# Pandas  Iteracja

---


In [None]:
import pandas as pd
import numpy as np
import warnings
warnings.simplefilter("ignore")

df = pd.DataFrame(pd.Series(range(10)).values.reshape(5, 2), columns = ['x', 'y'])
df

In [None]:
for col in df.items():
    print(col)

In [None]:
for row in df.iterrows():
    print(row)

In [None]:
for row in df.iterrows():
    print(row[1][0], row[1][1])

In [None]:
data = []

for row in df.iterrows():
    x = row[1][0]
    y = row[1][1]
    data.append( [ x, y, x/y] )
df2 = pd.DataFrame(data, columns = ['x', 'y', 'ratio'])
df2

> ## <span style="color: red">Warning</span>
> Iterating through pandas objects is generally <span style="color: cyan">__slow__</span>. In many cases, iterating manually over the rows is not needed and can be avoided with one of the following approaches:
> - Look for a vectorized solution: many operations can be performed using built-in methods or NumPy functions, (boolean) indexing, …
> - When you have a function that cannot work on the full DataFrame/Series at once, it is better to use apply() instead of iterating over the values.
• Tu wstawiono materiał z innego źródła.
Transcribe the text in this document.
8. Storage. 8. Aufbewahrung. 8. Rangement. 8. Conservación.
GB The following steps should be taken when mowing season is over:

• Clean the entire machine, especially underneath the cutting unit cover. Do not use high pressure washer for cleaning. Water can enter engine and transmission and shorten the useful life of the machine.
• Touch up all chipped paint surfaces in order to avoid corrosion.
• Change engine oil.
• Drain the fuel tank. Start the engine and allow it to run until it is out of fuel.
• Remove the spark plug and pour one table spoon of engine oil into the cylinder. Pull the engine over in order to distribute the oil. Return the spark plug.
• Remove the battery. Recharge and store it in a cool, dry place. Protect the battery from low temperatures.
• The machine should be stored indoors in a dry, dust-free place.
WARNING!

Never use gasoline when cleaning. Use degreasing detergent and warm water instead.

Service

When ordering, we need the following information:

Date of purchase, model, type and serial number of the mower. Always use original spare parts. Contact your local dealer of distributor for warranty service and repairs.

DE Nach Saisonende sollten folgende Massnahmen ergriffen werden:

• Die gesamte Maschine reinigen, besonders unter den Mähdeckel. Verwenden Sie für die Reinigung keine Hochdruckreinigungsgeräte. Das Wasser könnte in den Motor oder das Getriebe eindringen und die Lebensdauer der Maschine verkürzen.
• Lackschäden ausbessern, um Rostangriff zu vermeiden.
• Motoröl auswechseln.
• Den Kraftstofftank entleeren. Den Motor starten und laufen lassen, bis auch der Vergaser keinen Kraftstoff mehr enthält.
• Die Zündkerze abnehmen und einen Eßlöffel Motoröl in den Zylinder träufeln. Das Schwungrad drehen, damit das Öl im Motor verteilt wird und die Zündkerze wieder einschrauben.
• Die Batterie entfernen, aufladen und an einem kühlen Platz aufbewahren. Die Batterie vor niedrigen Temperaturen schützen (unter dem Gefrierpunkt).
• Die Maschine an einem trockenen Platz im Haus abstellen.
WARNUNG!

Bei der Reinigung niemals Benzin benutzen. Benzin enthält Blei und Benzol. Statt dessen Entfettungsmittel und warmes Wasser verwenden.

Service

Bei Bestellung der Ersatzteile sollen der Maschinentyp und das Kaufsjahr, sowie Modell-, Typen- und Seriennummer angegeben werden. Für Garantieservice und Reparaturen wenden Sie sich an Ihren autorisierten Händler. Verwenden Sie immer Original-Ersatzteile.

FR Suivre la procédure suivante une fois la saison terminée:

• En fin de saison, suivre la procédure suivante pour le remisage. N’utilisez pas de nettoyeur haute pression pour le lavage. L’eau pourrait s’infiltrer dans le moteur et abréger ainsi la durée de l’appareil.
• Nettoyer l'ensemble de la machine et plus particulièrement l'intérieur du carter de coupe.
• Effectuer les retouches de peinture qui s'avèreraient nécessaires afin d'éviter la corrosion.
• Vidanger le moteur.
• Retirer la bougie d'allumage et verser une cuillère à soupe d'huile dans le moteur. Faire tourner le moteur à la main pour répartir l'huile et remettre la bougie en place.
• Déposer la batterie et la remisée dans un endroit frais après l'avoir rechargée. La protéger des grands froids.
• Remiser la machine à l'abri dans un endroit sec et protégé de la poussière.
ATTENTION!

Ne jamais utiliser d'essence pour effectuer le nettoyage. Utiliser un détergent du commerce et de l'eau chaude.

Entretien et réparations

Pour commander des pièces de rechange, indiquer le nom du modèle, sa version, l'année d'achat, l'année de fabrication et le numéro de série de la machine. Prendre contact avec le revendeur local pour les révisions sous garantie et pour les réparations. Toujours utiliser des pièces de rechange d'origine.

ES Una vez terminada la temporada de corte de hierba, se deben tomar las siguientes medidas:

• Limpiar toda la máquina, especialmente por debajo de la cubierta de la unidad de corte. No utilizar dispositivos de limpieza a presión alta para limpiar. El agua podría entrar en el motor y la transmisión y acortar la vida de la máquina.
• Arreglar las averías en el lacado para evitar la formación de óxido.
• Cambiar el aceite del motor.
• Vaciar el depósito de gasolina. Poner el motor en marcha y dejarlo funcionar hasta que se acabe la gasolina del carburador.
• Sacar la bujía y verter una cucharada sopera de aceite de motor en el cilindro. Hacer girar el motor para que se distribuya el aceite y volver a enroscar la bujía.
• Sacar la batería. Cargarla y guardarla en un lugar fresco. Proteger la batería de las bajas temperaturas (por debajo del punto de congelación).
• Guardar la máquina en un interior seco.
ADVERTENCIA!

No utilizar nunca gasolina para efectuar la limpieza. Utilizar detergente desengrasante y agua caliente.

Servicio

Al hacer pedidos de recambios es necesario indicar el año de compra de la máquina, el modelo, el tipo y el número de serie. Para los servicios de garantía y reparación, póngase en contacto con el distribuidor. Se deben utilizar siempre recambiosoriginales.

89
See the docs on function application.
> - If you need to do iterative manipulations on the values but performance is important, consider writing the inner loop with cython or numba. See the enhancing performance section for some examples of this approach.
> 
> https://pandas.pydata.org/pandas-docs/stable/user_guide/basics.html#iteration

### Nieźle - <span style="color: cyan">LIST COMPREHENSION</span>

In [None]:
df2 = pd.DataFrame( (( row[1][0], row[1][1], row[1][0]/row[1][1]) for row in df.iterrows()), columns = ['x', 'y', 'ratio'])
df2

### Lepiej - <span style="color: cyan">APPLY</span>

In [None]:
df2 = pd.DataFrame.copy(df)

In [None]:
def ratio(row):
    print(row.iloc(0)[0])
    return row.x/row.y

df2['ratio'] = df2.apply(ratio, axis=1)
df2

### Najlepiej - <span style="color: cyan">Vectorization</span>

In [None]:
df2 = pd.DataFrame.copy(df)

In [None]:
df2['Total'] = df2.x / df2.y
df2

In [None]:
import pandas as pd
import numpy as np

df = pd.DataFrame(pd.Series(range(20_000)).values.reshape(10_000, 2), columns = ['x', 'y'])
df

In [None]:
%%time
data = []

for row in df.iterrows():
    x = row[1][0]
    y = row[1][1]
    data.append( [ x, y, x/y] )
df2 = pd.DataFrame(data, columns = ['x', 'y', 'ratio'])

In [None]:
%%time
data = []

for row in df.iterrows():
    data.append( [ row[1][0], row[1][1], row[1][0]/row[1][1]] )
df2 = pd.DataFrame(data, columns = ['x', 'y', 'ratio'])

In [None]:
%%time
df2 = pd.DataFrame( [[ row[1][0], row[1][1], row[1][0]/row[1][1]] for row in df.iterrows()], columns = ['x', 'y', 'ratio'])

In [None]:
df2 = pd.DataFrame.copy(df)

In [None]:
%%time
def ratio(row):
    return row.x/row.y

df2['ratio'] = df2.apply(ratio, axis=1)

In [None]:
df2 = pd.DataFrame.copy(df)

In [None]:
%%time
df2['Total'] = df2.x / df2.y